Edward Dennis Monsewicz was seven years old when word came that his father, Sergeant Lloyd Joel Monsewicz, had been killed on November 17,1965, in Landing Zone Albany. "My story begins in France, the country where my father met my mother and the place of my birth. I was a year old when we came to the United States. I can remember living in Missouri at Ft. Leonard Wood. A few years later he got orders for Korea. He moved us to Jacksonville, Florida, to be close to his family. We lived there for a year. From there we went to Ft. Benning, Georgia. By this time I had three brothers. My mother was still learning to speak English. The things I remember most about my Dad are how much he enjoyed working in the yard, spending time with us, and listening to Marty Robbins. Every Sunday we would go to church at Sand Hill. I couldn't wait till the services were over because I knew that I would get cookies and milk.

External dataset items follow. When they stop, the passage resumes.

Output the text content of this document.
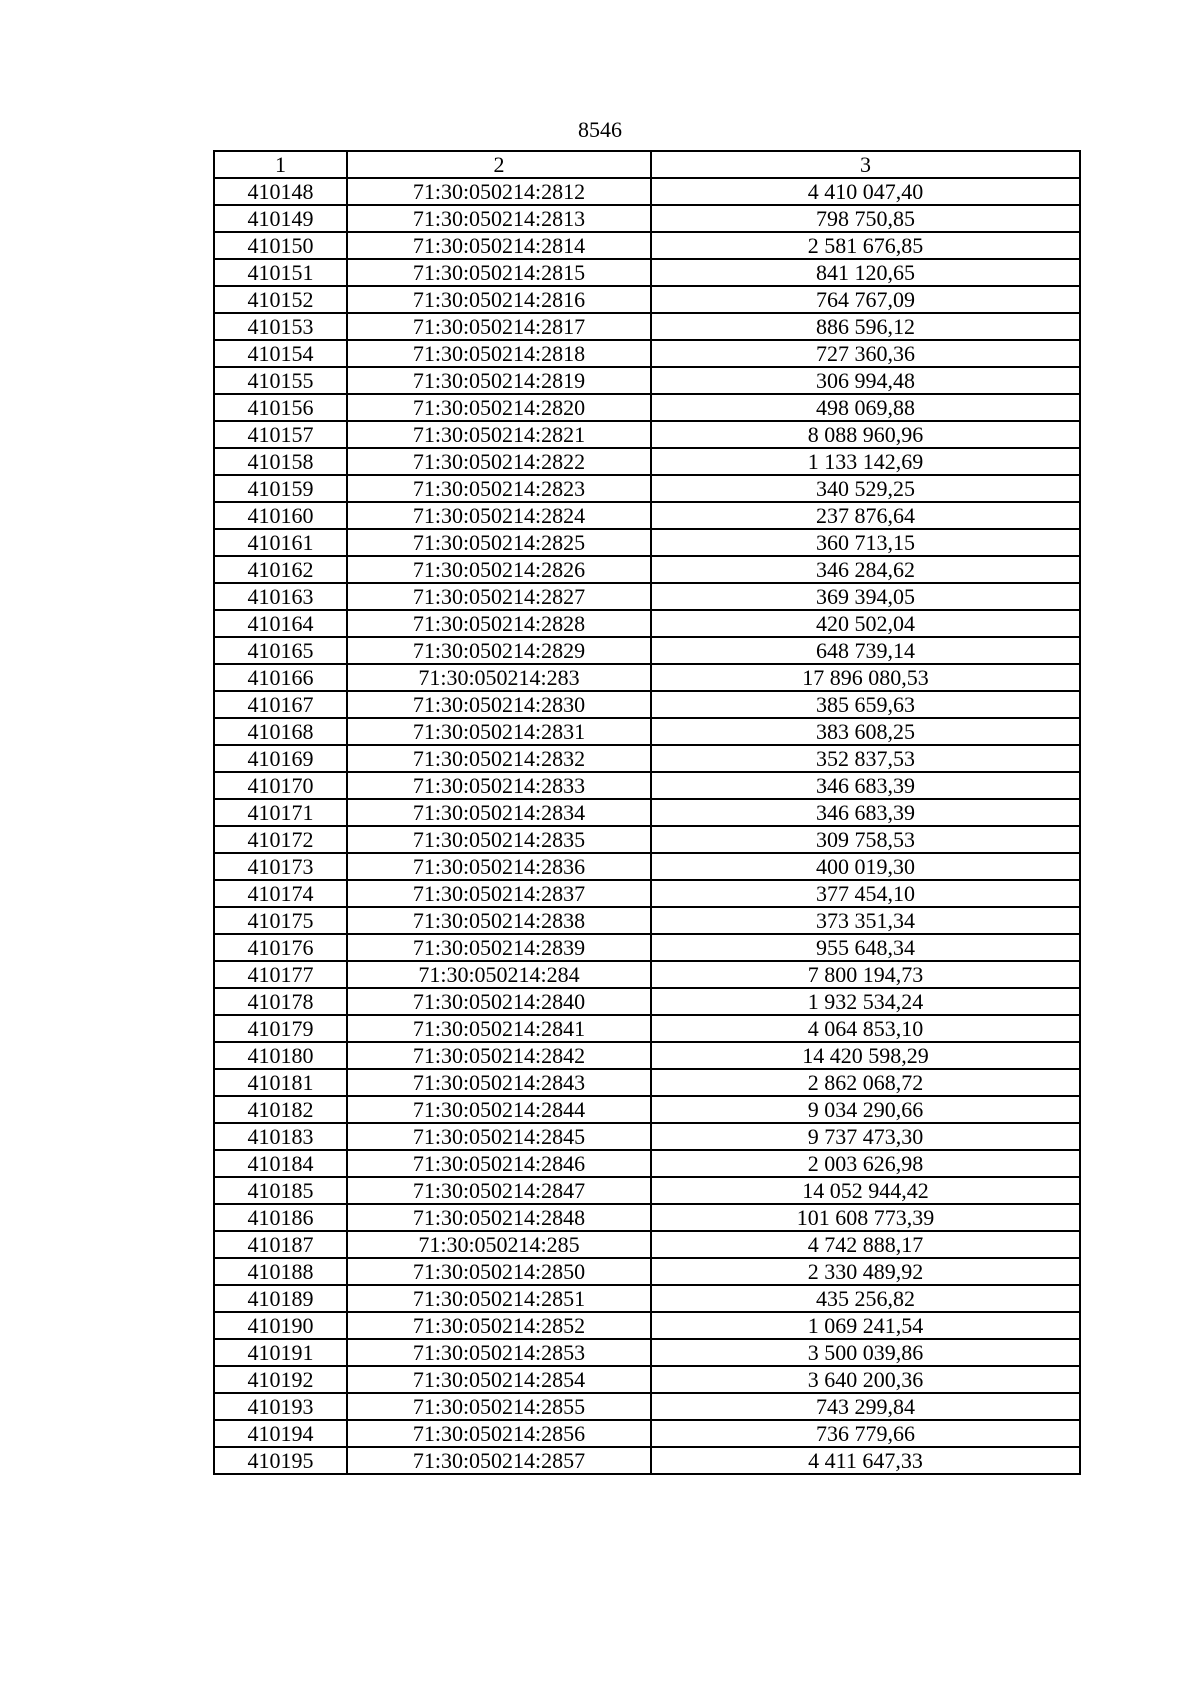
8546
1	2	3
410148	71:30:050214:2812	4 410 047,40
410149	71:30:050214:2813	798 750,85
410150	71:30:050214:2814	2 581 676,85
410151	71:30:050214:2815	841 120,65
410152	71:30:050214:2816	764 767,09
410153	71:30:050214:2817	886 596,12
410154	71:30:050214:2818	727 360,36
410155	71:30:050214:2819	306 994,48
410156	71:30:050214:2820	498 069,88
410157	71:30:050214:2821	8 088 960,96
410158	71:30:050214:2822	1 133 142,69
410159	71:30:050214:2823	340 529,25
410160	71:30:050214:2824	237 876,64
410161	71:30:050214:2825	360 713,15
410162	71:30:050214:2826	346 284,62
410163	71:30:050214:2827	369 394,05
410164	71:30:050214:2828	420 502,04
410165	71:30:050214:2829	648 739,14
410166	71:30:050214:283	17 896 080,53
410167	71:30:050214:2830	385 659,63
410168	71:30:050214:2831	383 608,25
410169	71:30:050214:2832	352 837,53
410170	71:30:050214:2833	346 683,39
410171	71:30:050214:2834	346 683,39
410172	71:30:050214:2835	309 758,53
410173	71:30:050214:2836	400 019,30
410174	71:30:050214:2837	377 454,10
410175	71:30:050214:2838	373 351,34
410176	71:30:050214:2839	955 648,34
410177	71:30:050214:284	7 800 194,73
410178	71:30:050214:2840	1 932 534,24
410179	71:30:050214:2841	4 064 853,10
410180	71:30:050214:2842	14 420 598,29
410181	71:30:050214:2843	2 862 068,72
410182	71:30:050214:2844	9 034 290,66
410183	71:30:050214:2845	9 737 473,30
410184	71:30:050214:2846	2 003 626,98
410185	71:30:050214:2847	14 052 944,42
410186	71:30:050214:2848	101 608 773,39
410187	71:30:050214:285	4 742 888,17
410188	71:30:050214:2850	2 330 489,92
410189	71:30:050214:2851	435 256,82
410190	71:30:050214:2852	1 069 241,54
410191	71:30:050214:2853	3 500 039,86
410192	71:30:050214:2854	3 640 200,36
410193	71:30:050214:2855	743 299,84
410194	71:30:050214:2856	736 779,66
410195	71:30:050214:2857	4 411 647,33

"In the few months before he left for Vietnam, I remember him training for his mission, coming home and dyeing his tee-shirts green and sorting out his field gear. During the last few days before he left he spent a lot of time with us. The day before he left he put me on top of his car and tried to explain to me, the best way he could, what was happening.

He told me that I had to be the Daddy of the family while he was gone and look after my brothers and help Mom. Through the years that has stuck in my mind. My Mom was left alone to raise four boys on her own. I remember receiving several letters from Vietnam in which my Dad mostly talked about the weather and how much he missed home. In one letter he talked about having to go into An Khe Village and feeling very nervous because he never knew who the VC might be. He said he felt safer in the jungle than in the village, because he could blend in with the foliage.